The Merchant Marine Act contained a clause that, while awarding the "just compensation" for the requisition, "in no case shall the value of the property taken or used be deemed enhanced by the causes necessitating the taking or use." In the context of the war effort, the value of the ship at issue was tied to the increased value of the ship caused by the war itself. The Administration argued that this clause prevented the value of the ship that was due to the war effort from being required as part of the just compensation.

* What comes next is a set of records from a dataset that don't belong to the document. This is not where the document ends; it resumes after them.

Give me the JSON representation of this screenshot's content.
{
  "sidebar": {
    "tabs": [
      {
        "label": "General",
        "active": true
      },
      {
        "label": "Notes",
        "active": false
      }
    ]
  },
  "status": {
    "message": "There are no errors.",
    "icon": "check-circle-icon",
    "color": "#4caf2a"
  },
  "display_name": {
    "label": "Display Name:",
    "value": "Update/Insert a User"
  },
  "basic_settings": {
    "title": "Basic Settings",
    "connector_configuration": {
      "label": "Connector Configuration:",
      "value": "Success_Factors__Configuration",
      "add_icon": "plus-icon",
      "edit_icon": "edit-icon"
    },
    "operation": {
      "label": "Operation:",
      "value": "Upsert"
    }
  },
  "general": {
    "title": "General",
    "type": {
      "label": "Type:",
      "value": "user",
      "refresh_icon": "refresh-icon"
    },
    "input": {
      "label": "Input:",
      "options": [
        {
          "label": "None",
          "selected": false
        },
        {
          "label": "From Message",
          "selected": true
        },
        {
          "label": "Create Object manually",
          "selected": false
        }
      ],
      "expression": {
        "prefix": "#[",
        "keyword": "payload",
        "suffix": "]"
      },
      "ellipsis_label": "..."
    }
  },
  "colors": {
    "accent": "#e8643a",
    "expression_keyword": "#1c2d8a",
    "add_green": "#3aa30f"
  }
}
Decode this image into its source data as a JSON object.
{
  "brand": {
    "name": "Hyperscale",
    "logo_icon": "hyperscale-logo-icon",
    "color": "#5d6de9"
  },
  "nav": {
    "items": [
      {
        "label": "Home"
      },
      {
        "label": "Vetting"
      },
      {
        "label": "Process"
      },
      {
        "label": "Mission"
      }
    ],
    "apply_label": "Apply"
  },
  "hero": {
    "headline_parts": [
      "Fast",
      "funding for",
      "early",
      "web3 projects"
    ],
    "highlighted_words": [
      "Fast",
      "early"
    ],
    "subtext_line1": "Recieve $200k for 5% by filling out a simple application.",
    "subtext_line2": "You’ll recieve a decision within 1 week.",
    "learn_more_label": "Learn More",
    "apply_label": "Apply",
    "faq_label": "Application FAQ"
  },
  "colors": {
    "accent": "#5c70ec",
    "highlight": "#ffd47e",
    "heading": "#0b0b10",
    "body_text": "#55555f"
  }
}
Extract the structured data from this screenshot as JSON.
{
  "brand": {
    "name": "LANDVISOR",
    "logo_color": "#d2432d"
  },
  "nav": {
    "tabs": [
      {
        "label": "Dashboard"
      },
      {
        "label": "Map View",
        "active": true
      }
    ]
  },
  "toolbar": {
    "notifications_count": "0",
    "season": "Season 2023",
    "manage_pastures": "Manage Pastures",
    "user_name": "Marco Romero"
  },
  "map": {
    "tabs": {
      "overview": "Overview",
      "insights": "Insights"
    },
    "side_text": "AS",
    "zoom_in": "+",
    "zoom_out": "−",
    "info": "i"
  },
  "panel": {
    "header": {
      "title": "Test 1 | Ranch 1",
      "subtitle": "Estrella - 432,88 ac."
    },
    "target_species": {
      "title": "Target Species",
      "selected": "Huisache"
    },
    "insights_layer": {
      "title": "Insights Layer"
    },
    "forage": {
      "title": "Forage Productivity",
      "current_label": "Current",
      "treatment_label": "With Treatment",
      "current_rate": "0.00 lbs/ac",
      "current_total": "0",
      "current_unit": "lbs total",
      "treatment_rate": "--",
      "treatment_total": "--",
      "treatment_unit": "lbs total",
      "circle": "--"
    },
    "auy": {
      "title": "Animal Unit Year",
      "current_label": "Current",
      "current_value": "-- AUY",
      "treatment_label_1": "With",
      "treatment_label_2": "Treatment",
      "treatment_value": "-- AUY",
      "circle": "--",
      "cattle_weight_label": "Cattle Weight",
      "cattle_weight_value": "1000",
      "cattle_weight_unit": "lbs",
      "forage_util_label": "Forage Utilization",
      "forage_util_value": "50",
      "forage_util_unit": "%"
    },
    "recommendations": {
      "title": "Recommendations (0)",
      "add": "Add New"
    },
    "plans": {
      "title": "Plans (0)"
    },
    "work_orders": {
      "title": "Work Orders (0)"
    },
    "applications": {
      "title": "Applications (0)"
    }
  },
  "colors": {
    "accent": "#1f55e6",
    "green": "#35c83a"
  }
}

Cors argued that this clause varied the understanding of just compensation in the 5th amendment's taking's clause, and was unconstitutional. Cors relied on Monongahela Navigation Co. v. United States, 148 U.S. 312 for this proposition.

==Decision==
In a decision, in which Justice Douglas wrote the opinion, the Court rejected Cors' arguments, and the judgment of the lower court. In its reversal, the Court indicated that market value, while relevant in some just compensation cases, was not the only yardstick available. Stating "[i]t is not fair that the government be required to pay the enhanced price which its demand alone has created", the Court rejected the pure market value test.